エントランスの正面奥には、G-SHOCK STORE SHIBUYAの店舗をイメージしたスペースが。

「VRChat上で友人と待ち合わせをして、G-SHOCKストアで賑やかに試着を楽しんでいただけたら」(足利氏)

自由にカスタマイズが楽しめる「MY G-SHOCK」をベースに、各パーツの配色などを選んだG-SHOCKをメタバース上でシミュレーションして、アバターに試着できるサービスはとても楽しく、筆者も時間を忘れてのめり込みました。サービス開始後、カシオはこのストアでデジタルアイテムを販売することも計画しています。

  • 「MY G-SHOCK」をベースにしたカスタマイズを楽しめます

コンテンツの充実に期待

足利氏は、「メタバースでG-SHOCKの試着やカスタマイズを楽しんだユーザーが、現実世界で時計に興味を持ち、手に取ってもらえることを期待しています」と話しています。

今後はイベントといったコンテンツの企画も検討しながら、時間をかけてより良いサービスに育てたいと語る足利氏、その意気込みが伝わってきました。

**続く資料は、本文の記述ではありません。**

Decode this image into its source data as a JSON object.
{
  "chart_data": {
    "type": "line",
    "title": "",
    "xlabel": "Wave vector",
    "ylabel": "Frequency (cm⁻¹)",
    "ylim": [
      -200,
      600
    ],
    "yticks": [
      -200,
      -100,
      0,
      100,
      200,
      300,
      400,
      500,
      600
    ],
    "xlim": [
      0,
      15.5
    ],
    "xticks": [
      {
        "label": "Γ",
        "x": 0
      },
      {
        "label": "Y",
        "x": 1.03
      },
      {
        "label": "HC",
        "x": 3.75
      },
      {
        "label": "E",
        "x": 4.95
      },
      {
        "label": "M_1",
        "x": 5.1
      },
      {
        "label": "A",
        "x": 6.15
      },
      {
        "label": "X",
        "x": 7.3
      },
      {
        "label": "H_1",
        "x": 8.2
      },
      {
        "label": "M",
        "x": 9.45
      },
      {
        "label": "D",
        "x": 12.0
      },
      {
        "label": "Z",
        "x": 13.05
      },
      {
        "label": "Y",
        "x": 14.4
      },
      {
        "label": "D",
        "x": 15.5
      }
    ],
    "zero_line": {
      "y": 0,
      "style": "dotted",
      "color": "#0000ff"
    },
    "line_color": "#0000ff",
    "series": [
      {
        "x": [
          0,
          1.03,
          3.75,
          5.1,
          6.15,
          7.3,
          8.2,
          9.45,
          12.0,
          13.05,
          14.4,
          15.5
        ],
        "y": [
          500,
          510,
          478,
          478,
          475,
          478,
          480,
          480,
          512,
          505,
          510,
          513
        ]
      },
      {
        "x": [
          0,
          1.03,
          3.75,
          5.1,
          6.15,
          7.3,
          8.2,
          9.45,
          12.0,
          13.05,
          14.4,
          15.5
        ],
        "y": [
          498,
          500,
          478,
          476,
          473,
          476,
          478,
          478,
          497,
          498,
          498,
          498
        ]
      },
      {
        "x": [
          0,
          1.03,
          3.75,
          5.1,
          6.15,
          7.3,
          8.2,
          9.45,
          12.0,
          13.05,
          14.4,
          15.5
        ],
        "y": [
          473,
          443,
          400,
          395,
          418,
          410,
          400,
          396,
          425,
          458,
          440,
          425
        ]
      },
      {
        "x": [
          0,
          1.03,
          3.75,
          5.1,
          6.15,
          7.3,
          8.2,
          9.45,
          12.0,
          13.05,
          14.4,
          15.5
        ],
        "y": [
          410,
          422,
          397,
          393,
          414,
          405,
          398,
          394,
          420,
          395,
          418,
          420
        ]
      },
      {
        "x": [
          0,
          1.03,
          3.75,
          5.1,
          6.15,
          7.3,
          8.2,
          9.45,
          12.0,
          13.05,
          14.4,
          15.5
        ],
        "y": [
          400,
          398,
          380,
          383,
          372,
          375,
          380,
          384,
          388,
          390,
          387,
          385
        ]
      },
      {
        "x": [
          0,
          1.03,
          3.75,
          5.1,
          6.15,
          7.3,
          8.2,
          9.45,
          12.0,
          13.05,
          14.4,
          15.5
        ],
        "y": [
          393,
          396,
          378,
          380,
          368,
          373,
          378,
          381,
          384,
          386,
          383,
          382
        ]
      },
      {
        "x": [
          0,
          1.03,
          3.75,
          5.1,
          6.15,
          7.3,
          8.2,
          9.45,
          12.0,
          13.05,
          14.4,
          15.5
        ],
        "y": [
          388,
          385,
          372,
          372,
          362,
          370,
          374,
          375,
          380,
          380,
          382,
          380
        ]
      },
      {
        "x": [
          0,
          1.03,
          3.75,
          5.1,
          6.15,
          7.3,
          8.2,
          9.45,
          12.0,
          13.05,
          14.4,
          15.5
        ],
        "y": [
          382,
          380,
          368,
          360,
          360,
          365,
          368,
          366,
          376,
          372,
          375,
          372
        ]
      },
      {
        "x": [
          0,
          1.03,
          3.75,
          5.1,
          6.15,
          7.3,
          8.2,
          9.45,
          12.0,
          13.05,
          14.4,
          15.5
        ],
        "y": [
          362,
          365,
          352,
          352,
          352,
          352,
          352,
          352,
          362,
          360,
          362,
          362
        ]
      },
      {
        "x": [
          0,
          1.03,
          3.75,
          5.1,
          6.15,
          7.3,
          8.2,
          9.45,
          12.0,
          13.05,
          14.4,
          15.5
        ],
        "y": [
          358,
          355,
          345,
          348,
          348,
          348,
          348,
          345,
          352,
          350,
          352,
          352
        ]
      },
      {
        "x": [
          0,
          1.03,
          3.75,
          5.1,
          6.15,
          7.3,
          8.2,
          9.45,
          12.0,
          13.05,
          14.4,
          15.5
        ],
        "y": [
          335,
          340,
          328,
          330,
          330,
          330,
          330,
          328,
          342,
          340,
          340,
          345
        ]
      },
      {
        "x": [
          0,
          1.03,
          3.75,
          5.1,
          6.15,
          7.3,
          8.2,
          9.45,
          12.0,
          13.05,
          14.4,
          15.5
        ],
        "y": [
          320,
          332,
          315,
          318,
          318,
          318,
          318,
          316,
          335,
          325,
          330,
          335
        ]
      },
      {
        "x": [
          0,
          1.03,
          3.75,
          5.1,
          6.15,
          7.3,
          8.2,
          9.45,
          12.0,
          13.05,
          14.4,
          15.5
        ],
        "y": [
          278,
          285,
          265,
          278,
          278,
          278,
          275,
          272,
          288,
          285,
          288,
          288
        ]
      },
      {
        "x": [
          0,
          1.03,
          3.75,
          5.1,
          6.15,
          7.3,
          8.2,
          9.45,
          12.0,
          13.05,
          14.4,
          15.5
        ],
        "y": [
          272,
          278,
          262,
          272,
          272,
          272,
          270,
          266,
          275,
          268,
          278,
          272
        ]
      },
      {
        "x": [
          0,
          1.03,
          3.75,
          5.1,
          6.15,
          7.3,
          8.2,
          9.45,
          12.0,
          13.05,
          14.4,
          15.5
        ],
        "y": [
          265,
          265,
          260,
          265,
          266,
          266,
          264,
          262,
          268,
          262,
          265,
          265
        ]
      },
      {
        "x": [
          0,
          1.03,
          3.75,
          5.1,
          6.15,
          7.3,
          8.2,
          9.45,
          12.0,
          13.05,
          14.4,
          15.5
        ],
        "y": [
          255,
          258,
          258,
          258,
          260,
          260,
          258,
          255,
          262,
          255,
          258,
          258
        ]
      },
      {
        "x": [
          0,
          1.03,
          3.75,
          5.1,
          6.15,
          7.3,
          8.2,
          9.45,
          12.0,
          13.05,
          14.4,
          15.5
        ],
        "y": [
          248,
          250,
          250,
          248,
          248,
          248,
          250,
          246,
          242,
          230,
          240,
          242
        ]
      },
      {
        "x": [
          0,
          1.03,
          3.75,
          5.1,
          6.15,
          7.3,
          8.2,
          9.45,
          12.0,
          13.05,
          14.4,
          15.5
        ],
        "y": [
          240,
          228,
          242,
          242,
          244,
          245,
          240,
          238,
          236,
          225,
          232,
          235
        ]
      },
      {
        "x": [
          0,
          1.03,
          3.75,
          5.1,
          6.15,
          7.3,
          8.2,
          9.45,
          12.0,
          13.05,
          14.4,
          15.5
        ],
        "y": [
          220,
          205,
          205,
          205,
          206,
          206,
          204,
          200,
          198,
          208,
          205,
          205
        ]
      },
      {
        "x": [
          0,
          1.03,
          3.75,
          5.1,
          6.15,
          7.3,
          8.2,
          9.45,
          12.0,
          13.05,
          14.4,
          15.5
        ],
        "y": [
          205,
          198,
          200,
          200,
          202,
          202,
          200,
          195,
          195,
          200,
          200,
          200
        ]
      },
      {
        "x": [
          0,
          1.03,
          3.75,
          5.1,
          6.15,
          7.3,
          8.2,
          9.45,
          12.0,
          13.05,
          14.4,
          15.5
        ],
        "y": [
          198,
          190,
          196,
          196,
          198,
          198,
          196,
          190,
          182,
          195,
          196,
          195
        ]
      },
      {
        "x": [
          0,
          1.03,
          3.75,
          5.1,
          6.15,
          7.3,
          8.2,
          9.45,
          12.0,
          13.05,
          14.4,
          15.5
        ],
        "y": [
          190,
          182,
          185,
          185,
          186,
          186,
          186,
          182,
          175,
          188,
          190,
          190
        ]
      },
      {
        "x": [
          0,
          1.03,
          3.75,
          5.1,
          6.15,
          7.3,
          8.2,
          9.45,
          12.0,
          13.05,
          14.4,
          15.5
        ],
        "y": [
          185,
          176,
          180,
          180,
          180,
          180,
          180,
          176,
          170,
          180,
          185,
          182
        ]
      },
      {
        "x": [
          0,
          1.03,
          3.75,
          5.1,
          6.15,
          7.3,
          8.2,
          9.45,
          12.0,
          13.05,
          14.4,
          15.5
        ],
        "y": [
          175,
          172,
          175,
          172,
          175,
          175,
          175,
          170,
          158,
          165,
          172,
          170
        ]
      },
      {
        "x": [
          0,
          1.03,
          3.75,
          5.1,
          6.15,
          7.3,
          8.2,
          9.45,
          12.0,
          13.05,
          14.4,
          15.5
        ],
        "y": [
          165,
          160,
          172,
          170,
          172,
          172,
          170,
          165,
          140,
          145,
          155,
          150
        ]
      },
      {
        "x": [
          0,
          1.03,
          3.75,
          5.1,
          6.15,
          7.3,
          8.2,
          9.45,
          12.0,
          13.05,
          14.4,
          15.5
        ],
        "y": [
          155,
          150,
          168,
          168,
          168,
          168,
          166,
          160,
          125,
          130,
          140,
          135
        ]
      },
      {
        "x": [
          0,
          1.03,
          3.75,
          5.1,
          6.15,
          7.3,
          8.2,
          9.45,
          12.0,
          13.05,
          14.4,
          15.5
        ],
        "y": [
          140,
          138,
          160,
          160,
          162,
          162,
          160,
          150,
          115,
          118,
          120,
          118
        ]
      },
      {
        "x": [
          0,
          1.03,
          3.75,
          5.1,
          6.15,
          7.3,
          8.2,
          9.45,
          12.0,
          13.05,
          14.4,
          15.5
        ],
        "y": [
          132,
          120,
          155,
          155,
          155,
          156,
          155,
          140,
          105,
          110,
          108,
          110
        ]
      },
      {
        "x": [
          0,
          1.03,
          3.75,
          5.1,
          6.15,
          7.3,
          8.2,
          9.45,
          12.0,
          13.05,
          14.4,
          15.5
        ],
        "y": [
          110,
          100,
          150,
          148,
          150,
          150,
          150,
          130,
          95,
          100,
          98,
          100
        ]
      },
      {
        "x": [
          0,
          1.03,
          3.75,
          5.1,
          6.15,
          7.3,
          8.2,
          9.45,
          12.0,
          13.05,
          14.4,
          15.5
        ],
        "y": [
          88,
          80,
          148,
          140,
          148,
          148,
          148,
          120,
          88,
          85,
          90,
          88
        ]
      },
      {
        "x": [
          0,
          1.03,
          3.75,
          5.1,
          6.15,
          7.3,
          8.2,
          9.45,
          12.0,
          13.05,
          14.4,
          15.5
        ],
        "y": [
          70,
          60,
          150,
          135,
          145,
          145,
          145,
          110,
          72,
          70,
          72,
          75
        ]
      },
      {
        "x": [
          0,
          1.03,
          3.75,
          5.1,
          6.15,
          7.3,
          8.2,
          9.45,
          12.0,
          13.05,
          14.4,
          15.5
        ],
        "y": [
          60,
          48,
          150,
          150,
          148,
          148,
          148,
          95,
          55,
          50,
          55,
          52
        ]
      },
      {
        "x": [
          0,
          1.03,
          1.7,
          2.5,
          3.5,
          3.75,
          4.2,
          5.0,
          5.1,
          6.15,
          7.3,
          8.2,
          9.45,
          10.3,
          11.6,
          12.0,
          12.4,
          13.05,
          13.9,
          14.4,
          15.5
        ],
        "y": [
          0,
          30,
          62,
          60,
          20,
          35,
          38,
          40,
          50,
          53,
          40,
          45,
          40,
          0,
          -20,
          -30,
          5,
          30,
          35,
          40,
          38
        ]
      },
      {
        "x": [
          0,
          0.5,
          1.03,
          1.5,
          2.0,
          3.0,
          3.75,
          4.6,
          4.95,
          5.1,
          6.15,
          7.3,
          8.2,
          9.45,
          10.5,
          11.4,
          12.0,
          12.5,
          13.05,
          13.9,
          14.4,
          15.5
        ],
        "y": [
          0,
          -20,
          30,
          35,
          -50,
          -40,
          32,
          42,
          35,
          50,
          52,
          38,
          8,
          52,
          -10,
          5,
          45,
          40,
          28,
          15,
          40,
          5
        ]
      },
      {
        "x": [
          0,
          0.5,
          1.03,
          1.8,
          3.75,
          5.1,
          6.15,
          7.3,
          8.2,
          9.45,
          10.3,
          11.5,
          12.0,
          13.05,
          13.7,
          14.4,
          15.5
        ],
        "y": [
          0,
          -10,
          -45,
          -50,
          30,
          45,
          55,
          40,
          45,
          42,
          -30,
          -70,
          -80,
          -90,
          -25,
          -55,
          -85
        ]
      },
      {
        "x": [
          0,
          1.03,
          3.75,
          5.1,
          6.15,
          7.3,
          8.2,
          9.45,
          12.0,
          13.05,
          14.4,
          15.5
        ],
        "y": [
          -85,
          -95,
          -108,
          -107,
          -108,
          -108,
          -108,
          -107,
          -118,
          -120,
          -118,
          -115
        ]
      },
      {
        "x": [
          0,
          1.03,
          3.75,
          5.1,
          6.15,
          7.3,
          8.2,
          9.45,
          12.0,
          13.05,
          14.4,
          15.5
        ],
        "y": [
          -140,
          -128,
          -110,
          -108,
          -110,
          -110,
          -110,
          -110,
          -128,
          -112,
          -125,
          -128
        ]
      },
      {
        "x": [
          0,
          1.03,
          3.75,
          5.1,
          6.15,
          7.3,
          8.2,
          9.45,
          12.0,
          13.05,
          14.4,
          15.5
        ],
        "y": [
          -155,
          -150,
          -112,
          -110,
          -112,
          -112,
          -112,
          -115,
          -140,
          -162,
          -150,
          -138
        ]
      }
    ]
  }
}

  • 「アバターを使ってG-SHOCKの試着が楽しめるコンテンツなどを、VRChatに集う友だちと一緒に楽しんでほしい」(足利氏)

来場者がVRChatのストアでカスタマイズしたMY G-SHOCKのデータは、ユーザーが保存して店に持っていくことできるのでしょうか。足利氏は「技術的にできるところまでは分かっていますが、実際に提供するか検討を続けたい」と答えています。

また、VRメタバースが一定の成果を得ることができた場合、仮想空間内だからこそ実現できるウオッチのデザインも有り得るのではないかとも話していました。例えば、過去40年間に発売されてきたG-SHOCKのデジタルアーカイブをすべてそろえて、ワールドを訪れたファンがアバターに着せてみたり、現実世界のイベントと連動したりする企画があれば、メタバースを起点とした新しいG-SHOCKのファンダムが生まれるかもしれません。今後の展開に注目です。